A trie is an efficient data structure to handle dynamic sets of strings especially for prefix checks. Implementing a trie to store all the strings and then traversing it to find non-duplicate substrings is a more advanced but very efficient solution.

Here’s an example:

class TrieNode:
    def __init__(self):
        self.children = {}
        self.endOfString = False

def insert(root, word):
    node = root
    for char in word:
        if char not in node.children:
            node.children[char] = TrieNode()
        node = node.children[char]
    node.endOfString = True

def unique_substrings(root, strings):
    unique = []
    for string in strings:
        node = root
        for char in string:
            if char in node.children:
                node = node.children[char]
            else:
                unique.append(string)
                break
        else:
            if node.endOfString:
                unique.append(string)
    return [string for string in unique if root.children.get(string[0]).endOfString]

# Usage
root = TrieNode()
strings = ['code', 'coder', 'coding', 'code']
for string in strings:
    insert(root, string)
print(unique_substrings(root, strings))

Output:

['coder', 'coding']

The code defines a TrieNode class and a function to insert strings into the trie. An additional function to find unique substrings checks each string against the trie. It collects strings that don’t have any prefixes already present in the trie, resulting in a list of unique substrings.

Bonus One-Liner Method 5: Using List Comprehension and ‘filter()’

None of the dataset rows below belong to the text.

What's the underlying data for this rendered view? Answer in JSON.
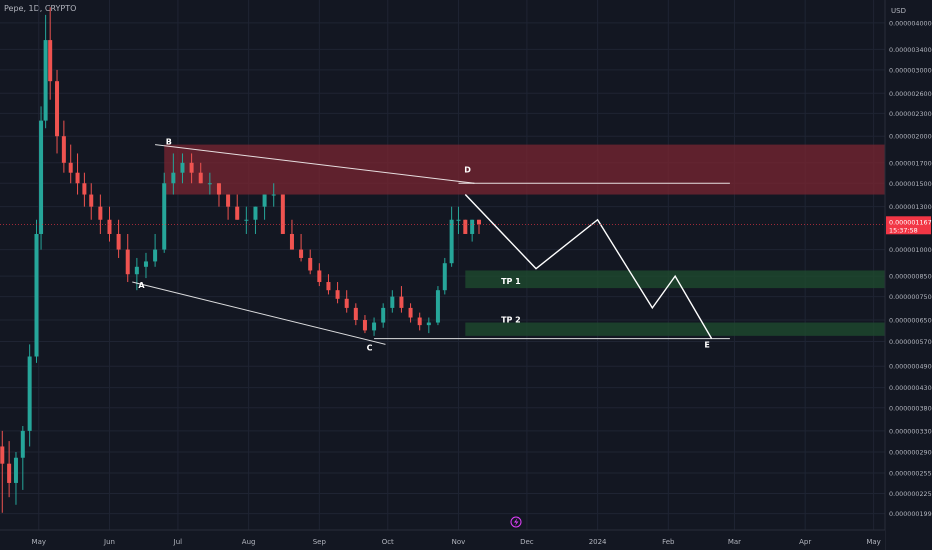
{
  "header": {
    "title": "Pepe, 1D, CRYPTO"
  },
  "price_axis": {
    "currency": "USD",
    "ticks": [
      {
        "label": "0.0000040000",
        "v": 4e-06
      },
      {
        "label": "0.0000034000",
        "v": 3.4e-06
      },
      {
        "label": "0.0000030000",
        "v": 3e-06
      },
      {
        "label": "0.0000026000",
        "v": 2.6e-06
      },
      {
        "label": "0.0000023000",
        "v": 2.3e-06
      },
      {
        "label": "0.0000020000",
        "v": 2e-06
      },
      {
        "label": "0.0000017000",
        "v": 1.7e-06
      },
      {
        "label": "0.0000015000",
        "v": 1.5e-06
      },
      {
        "label": "0.0000013000",
        "v": 1.3e-06
      },
      {
        "label": "0.0000010000",
        "v": 1e-06
      },
      {
        "label": "0.0000008500",
        "v": 8.5e-07
      },
      {
        "label": "0.0000007500",
        "v": 7.5e-07
      },
      {
        "label": "0.0000006500",
        "v": 6.5e-07
      },
      {
        "label": "0.0000005700",
        "v": 5.7e-07
      },
      {
        "label": "0.0000004900",
        "v": 4.9e-07
      },
      {
        "label": "0.0000004300",
        "v": 4.3e-07
      },
      {
        "label": "0.0000003800",
        "v": 3.8e-07
      },
      {
        "label": "0.0000003300",
        "v": 3.3e-07
      },
      {
        "label": "0.0000002900",
        "v": 2.9e-07
      },
      {
        "label": "0.0000002550",
        "v": 2.55e-07
      },
      {
        "label": "0.0000002250",
        "v": 2.25e-07
      },
      {
        "label": "0.0000001990",
        "v": 1.99e-07
      }
    ],
    "current_price": "0.0000011672",
    "countdown": "15:37:58",
    "current_price_color": "#f23645"
  },
  "time_axis": {
    "labels": [
      {
        "label": "May",
        "d": "2023-05-01"
      },
      {
        "label": "Jun",
        "d": "2023-06-01"
      },
      {
        "label": "Jul",
        "d": "2023-07-01"
      },
      {
        "label": "Aug",
        "d": "2023-08-01"
      },
      {
        "label": "Sep",
        "d": "2023-09-01"
      },
      {
        "label": "Oct",
        "d": "2023-10-01"
      },
      {
        "label": "Nov",
        "d": "2023-11-01"
      },
      {
        "label": "Dec",
        "d": "2023-12-01"
      },
      {
        "label": "2024",
        "d": "2024-01-01"
      },
      {
        "label": "Feb",
        "d": "2024-02-01"
      },
      {
        "label": "Mar",
        "d": "2024-03-01"
      },
      {
        "label": "Apr",
        "d": "2024-04-01"
      },
      {
        "label": "May",
        "d": "2024-05-01"
      }
    ]
  },
  "colors": {
    "background": "#131722",
    "up": "#26a69a",
    "down": "#ef5350",
    "resistance_zone": "#7a2632",
    "target_zone": "#1e4a2e",
    "drawing": "#ffffff"
  },
  "chart_data": {
    "type": "candlestick",
    "title": "Pepe, 1D, CRYPTO",
    "y_scale": "log",
    "ylim": [
      1.8e-07,
      4.6e-06
    ],
    "xlim": [
      "2023-04-14",
      "2024-05-06"
    ],
    "grid": true,
    "series": [
      {
        "x": "2023-04-15",
        "o": 3e-07,
        "h": 3.3e-07,
        "l": 2e-07,
        "c": 2.7e-07
      },
      {
        "x": "2023-04-18",
        "o": 2.7e-07,
        "h": 3.1e-07,
        "l": 2.2e-07,
        "c": 2.4e-07
      },
      {
        "x": "2023-04-21",
        "o": 2.4e-07,
        "h": 2.9e-07,
        "l": 2.1e-07,
        "c": 2.8e-07
      },
      {
        "x": "2023-04-24",
        "o": 2.8e-07,
        "h": 3.4e-07,
        "l": 2.3e-07,
        "c": 3.3e-07
      },
      {
        "x": "2023-04-27",
        "o": 3.3e-07,
        "h": 5.6e-07,
        "l": 3e-07,
        "c": 5.2e-07
      },
      {
        "x": "2023-04-30",
        "o": 5.2e-07,
        "h": 1.2e-06,
        "l": 5e-07,
        "c": 1.1e-06
      },
      {
        "x": "2023-05-02",
        "o": 1.1e-06,
        "h": 2.4e-06,
        "l": 1e-06,
        "c": 2.2e-06
      },
      {
        "x": "2023-05-04",
        "o": 2.2e-06,
        "h": 4.2e-06,
        "l": 2.1e-06,
        "c": 3.6e-06
      },
      {
        "x": "2023-05-06",
        "o": 3.6e-06,
        "h": 4.4e-06,
        "l": 2.5e-06,
        "c": 2.8e-06
      },
      {
        "x": "2023-05-09",
        "o": 2.8e-06,
        "h": 3e-06,
        "l": 1.8e-06,
        "c": 2e-06
      },
      {
        "x": "2023-05-12",
        "o": 2e-06,
        "h": 2.2e-06,
        "l": 1.6e-06,
        "c": 1.7e-06
      },
      {
        "x": "2023-05-15",
        "o": 1.7e-06,
        "h": 1.9e-06,
        "l": 1.5e-06,
        "c": 1.6e-06
      },
      {
        "x": "2023-05-18",
        "o": 1.6e-06,
        "h": 1.8e-06,
        "l": 1.4e-06,
        "c": 1.5e-06
      },
      {
        "x": "2023-05-21",
        "o": 1.5e-06,
        "h": 1.6e-06,
        "l": 1.3e-06,
        "c": 1.4e-06
      },
      {
        "x": "2023-05-24",
        "o": 1.4e-06,
        "h": 1.5e-06,
        "l": 1.2e-06,
        "c": 1.3e-06
      },
      {
        "x": "2023-05-28",
        "o": 1.3e-06,
        "h": 1.4e-06,
        "l": 1.1e-06,
        "c": 1.2e-06
      },
      {
        "x": "2023-06-01",
        "o": 1.2e-06,
        "h": 1.3e-06,
        "l": 1.05e-06,
        "c": 1.1e-06
      },
      {
        "x": "2023-06-05",
        "o": 1.1e-06,
        "h": 1.2e-06,
        "l": 9.5e-07,
        "c": 1e-06
      },
      {
        "x": "2023-06-09",
        "o": 1e-06,
        "h": 1.1e-06,
        "l": 8.2e-07,
        "c": 8.6e-07
      },
      {
        "x": "2023-06-13",
        "o": 8.6e-07,
        "h": 9.5e-07,
        "l": 7.8e-07,
        "c": 9e-07
      },
      {
        "x": "2023-06-17",
        "o": 9e-07,
        "h": 9.8e-07,
        "l": 8.4e-07,
        "c": 9.3e-07
      },
      {
        "x": "2023-06-21",
        "o": 9.3e-07,
        "h": 1.1e-06,
        "l": 9e-07,
        "c": 1e-06
      },
      {
        "x": "2023-06-25",
        "o": 1e-06,
        "h": 1.6e-06,
        "l": 9.8e-07,
        "c": 1.5e-06
      },
      {
        "x": "2023-06-29",
        "o": 1.5e-06,
        "h": 1.8e-06,
        "l": 1.4e-06,
        "c": 1.6e-06
      },
      {
        "x": "2023-07-03",
        "o": 1.6e-06,
        "h": 1.8e-06,
        "l": 1.5e-06,
        "c": 1.7e-06
      },
      {
        "x": "2023-07-07",
        "o": 1.7e-06,
        "h": 1.8e-06,
        "l": 1.5e-06,
        "c": 1.6e-06
      },
      {
        "x": "2023-07-11",
        "o": 1.6e-06,
        "h": 1.7e-06,
        "l": 1.5e-06,
        "c": 1.5e-06
      },
      {
        "x": "2023-07-15",
        "o": 1.5e-06,
        "h": 1.6e-06,
        "l": 1.4e-06,
        "c": 1.5e-06
      },
      {
        "x": "2023-07-19",
        "o": 1.5e-06,
        "h": 1.5e-06,
        "l": 1.3e-06,
        "c": 1.4e-06
      },
      {
        "x": "2023-07-23",
        "o": 1.4e-06,
        "h": 1.4e-06,
        "l": 1.2e-06,
        "c": 1.3e-06
      },
      {
        "x": "2023-07-27",
        "o": 1.3e-06,
        "h": 1.4e-06,
        "l": 1.2e-06,
        "c": 1.2e-06
      },
      {
        "x": "2023-07-31",
        "o": 1.2e-06,
        "h": 1.3e-06,
        "l": 1.1e-06,
        "c": 1.2e-06
      },
      {
        "x": "2023-08-04",
        "o": 1.2e-06,
        "h": 1.3e-06,
        "l": 1.1e-06,
        "c": 1.3e-06
      },
      {
        "x": "2023-08-08",
        "o": 1.3e-06,
        "h": 1.4e-06,
        "l": 1.2e-06,
        "c": 1.4e-06
      },
      {
        "x": "2023-08-12",
        "o": 1.4e-06,
        "h": 1.5e-06,
        "l": 1.3e-06,
        "c": 1.4e-06
      },
      {
        "x": "2023-08-16",
        "o": 1.4e-06,
        "h": 1.4e-06,
        "l": 1.1e-06,
        "c": 1.1e-06
      },
      {
        "x": "2023-08-20",
        "o": 1.1e-06,
        "h": 1.2e-06,
        "l": 1e-06,
        "c": 1e-06
      },
      {
        "x": "2023-08-24",
        "o": 1e-06,
        "h": 1.1e-06,
        "l": 9.3e-07,
        "c": 9.5e-07
      },
      {
        "x": "2023-08-28",
        "o": 9.5e-07,
        "h": 1e-06,
        "l": 8.6e-07,
        "c": 8.8e-07
      },
      {
        "x": "2023-09-01",
        "o": 8.8e-07,
        "h": 9.2e-07,
        "l": 8e-07,
        "c": 8.2e-07
      },
      {
        "x": "2023-09-05",
        "o": 8.2e-07,
        "h": 8.6e-07,
        "l": 7.6e-07,
        "c": 7.8e-07
      },
      {
        "x": "2023-09-09",
        "o": 7.8e-07,
        "h": 8.2e-07,
        "l": 7.2e-07,
        "c": 7.4e-07
      },
      {
        "x": "2023-09-13",
        "o": 7.4e-07,
        "h": 7.8e-07,
        "l": 6.8e-07,
        "c": 7e-07
      },
      {
        "x": "2023-09-17",
        "o": 7e-07,
        "h": 7.2e-07,
        "l": 6.3e-07,
        "c": 6.5e-07
      },
      {
        "x": "2023-09-21",
        "o": 6.5e-07,
        "h": 6.7e-07,
        "l": 6e-07,
        "c": 6.1e-07
      },
      {
        "x": "2023-09-25",
        "o": 6.1e-07,
        "h": 6.6e-07,
        "l": 5.9e-07,
        "c": 6.4e-07
      },
      {
        "x": "2023-09-29",
        "o": 6.4e-07,
        "h": 7.2e-07,
        "l": 6.2e-07,
        "c": 7e-07
      },
      {
        "x": "2023-10-03",
        "o": 7e-07,
        "h": 7.8e-07,
        "l": 6.8e-07,
        "c": 7.5e-07
      },
      {
        "x": "2023-10-07",
        "o": 7.5e-07,
        "h": 8e-07,
        "l": 6.8e-07,
        "c": 7e-07
      },
      {
        "x": "2023-10-11",
        "o": 7e-07,
        "h": 7.2e-07,
        "l": 6.4e-07,
        "c": 6.6e-07
      },
      {
        "x": "2023-10-15",
        "o": 6.6e-07,
        "h": 6.8e-07,
        "l": 6.1e-07,
        "c": 6.3e-07
      },
      {
        "x": "2023-10-19",
        "o": 6.3e-07,
        "h": 6.6e-07,
        "l": 6e-07,
        "c": 6.4e-07
      },
      {
        "x": "2023-10-23",
        "o": 6.4e-07,
        "h": 8e-07,
        "l": 6.3e-07,
        "c": 7.8e-07
      },
      {
        "x": "2023-10-26",
        "o": 7.8e-07,
        "h": 9.5e-07,
        "l": 7.6e-07,
        "c": 9.2e-07
      },
      {
        "x": "2023-10-29",
        "o": 9.2e-07,
        "h": 1.3e-06,
        "l": 9e-07,
        "c": 1.2e-06
      },
      {
        "x": "2023-11-01",
        "o": 1.2e-06,
        "h": 1.3e-06,
        "l": 1.1e-06,
        "c": 1.2e-06
      },
      {
        "x": "2023-11-04",
        "o": 1.2e-06,
        "h": 1.2e-06,
        "l": 1.1e-06,
        "c": 1.1e-06
      },
      {
        "x": "2023-11-07",
        "o": 1.1e-06,
        "h": 1.2e-06,
        "l": 1.05e-06,
        "c": 1.2e-06
      },
      {
        "x": "2023-11-10",
        "o": 1.2e-06,
        "h": 1.2e-06,
        "l": 1.1e-06,
        "c": 1.1672e-06
      }
    ]
  },
  "annotations": {
    "labels": [
      {
        "text": "A",
        "d": "2023-06-15",
        "v": 7.9e-07
      },
      {
        "text": "B",
        "d": "2023-06-27",
        "v": 1.9e-06
      },
      {
        "text": "C",
        "d": "2023-09-23",
        "v": 5.4e-07
      },
      {
        "text": "D",
        "d": "2023-11-05",
        "v": 1.6e-06
      },
      {
        "text": "E",
        "d": "2024-02-18",
        "v": 5.5e-07
      },
      {
        "text": "TP 1",
        "d": "2023-11-24",
        "v": 8.1e-07
      },
      {
        "text": "TP 2",
        "d": "2023-11-24",
        "v": 6.4e-07
      }
    ],
    "zones": [
      {
        "name": "resistance",
        "d1": "2023-06-25",
        "d2": "2024-05-06",
        "v_low": 1.4e-06,
        "v_high": 1.9e-06
      },
      {
        "name": "tp1",
        "d1": "2023-11-04",
        "d2": "2024-05-06",
        "v_low": 7.9e-07,
        "v_high": 8.8e-07
      },
      {
        "name": "tp2",
        "d1": "2023-11-04",
        "d2": "2024-05-06",
        "v_low": 5.9e-07,
        "v_high": 6.4e-07
      }
    ],
    "lines": [
      {
        "name": "upper-trendline",
        "d1": "2023-06-21",
        "v1": 1.9e-06,
        "d2": "2023-11-08",
        "v2": 1.5e-06
      },
      {
        "name": "lower-trendline",
        "d1": "2023-06-11",
        "v1": 8.2e-07,
        "d2": "2023-09-30",
        "v2": 5.6e-07
      },
      {
        "name": "d-level-line",
        "d1": "2023-11-01",
        "v1": 1.5e-06,
        "d2": "2024-02-28",
        "v2": 1.5e-06
      },
      {
        "name": "e-level-line",
        "d1": "2023-09-25",
        "v1": 5.8e-07,
        "d2": "2024-02-28",
        "v2": 5.8e-07
      }
    ],
    "projection": [
      {
        "d": "2023-11-04",
        "v": 1.4e-06
      },
      {
        "d": "2023-12-05",
        "v": 8.9e-07
      },
      {
        "d": "2024-01-01",
        "v": 1.2e-06
      },
      {
        "d": "2024-01-25",
        "v": 7e-07
      },
      {
        "d": "2024-02-04",
        "v": 8.5e-07
      },
      {
        "d": "2024-02-20",
        "v": 5.8e-07
      }
    ]
  }
}
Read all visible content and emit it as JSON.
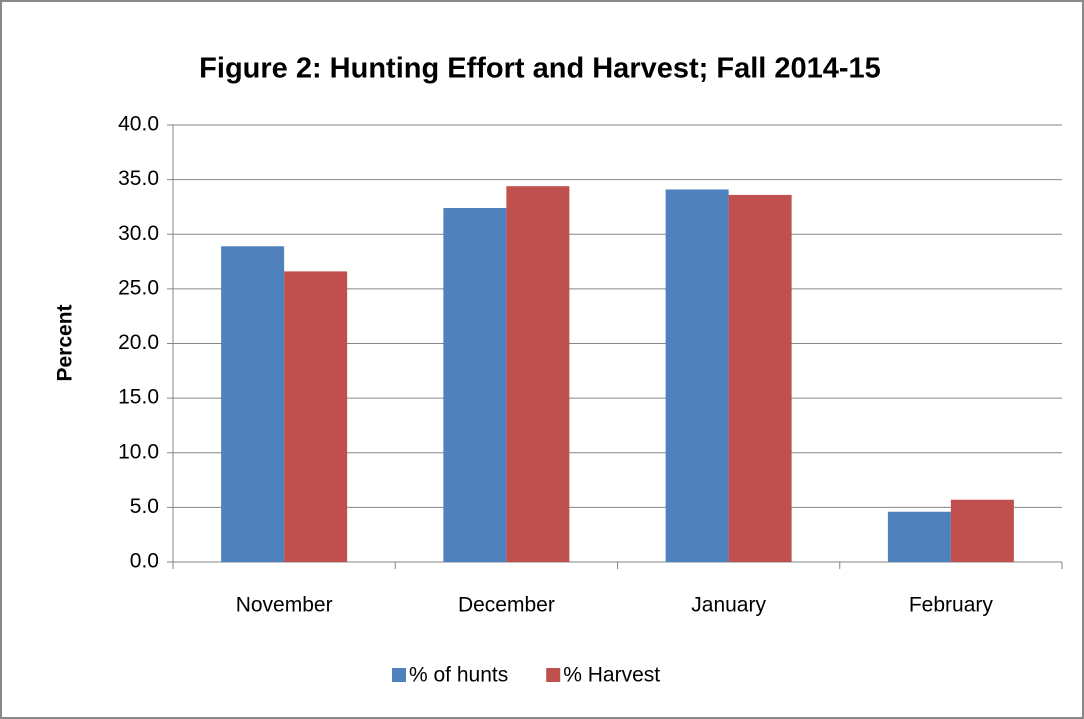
{
  "chart_data": {
    "type": "bar",
    "title": "Figure 2: Hunting Effort and Harvest; Fall 2014-15",
    "y_label": "Percent",
    "categories": [
      "November",
      "December",
      "January",
      "February"
    ],
    "series": [
      {
        "name": "% of hunts",
        "color": "#4f81bd",
        "values": [
          28.9,
          32.4,
          34.1,
          4.6
        ]
      },
      {
        "name": "% Harvest",
        "color": "#c0504d",
        "values": [
          26.6,
          34.4,
          33.6,
          5.7
        ]
      }
    ],
    "ylim": [
      0,
      40
    ],
    "yticks": [
      {
        "value": 0,
        "label": "0.0"
      },
      {
        "value": 5,
        "label": "5.0"
      },
      {
        "value": 10,
        "label": "10.0"
      },
      {
        "value": 15,
        "label": "15.0"
      },
      {
        "value": 20,
        "label": "20.0"
      },
      {
        "value": 25,
        "label": "25.0"
      },
      {
        "value": 30,
        "label": "30.0"
      },
      {
        "value": 35,
        "label": "35.0"
      },
      {
        "value": 40,
        "label": "40.0"
      }
    ],
    "grid": true,
    "legend": "bottom"
  }
}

As a one-liner approach, we can combine list comprehension with the filter() function and a lambda expression to concisely identify and remove duplicate substrings from the list.

Here’s an example:

strings = ['code', 'coder', 'coding', 'code']
unique = list(filter(lambda x: not any(x in y for y in strings if x != y), strings))
print(unique)

Output:

['coder', 'coding']

This one-liner uses a list comprehension nested within a filter() function. For each string in the list, it filters out those which are found as a substring in any other element, excluding itself, leading to a concise yet efficient way to find unique items.

Summary/Discussion

  • Method 1: Set Comprehension with ‘all()’. Strengths: concise, no import necessary. Weaknesses: can be less readable due to complexity.
  • Method 2: Custom Function with ‘startswith()’. Strengths: easy to understand, explicit logic. Weaknesses: potentially slower with large lists.
  • Method 3: Sorting and Grouping. Strengths: great for partially sorted lists, elegant use of itertools. Weaknesses: overhead of sorting the list.
  • Method 4: Trie Data Structure. Strengths: very efficient for large datasets, versatile for strings. Weaknesses: complex to implement, overkill for small lists.
  • Method 5: One-Liner with ‘filter()’. Strengths: elegant, functional programming style. Weaknesses: may lack clarity for those unfamiliar with lambda expressions.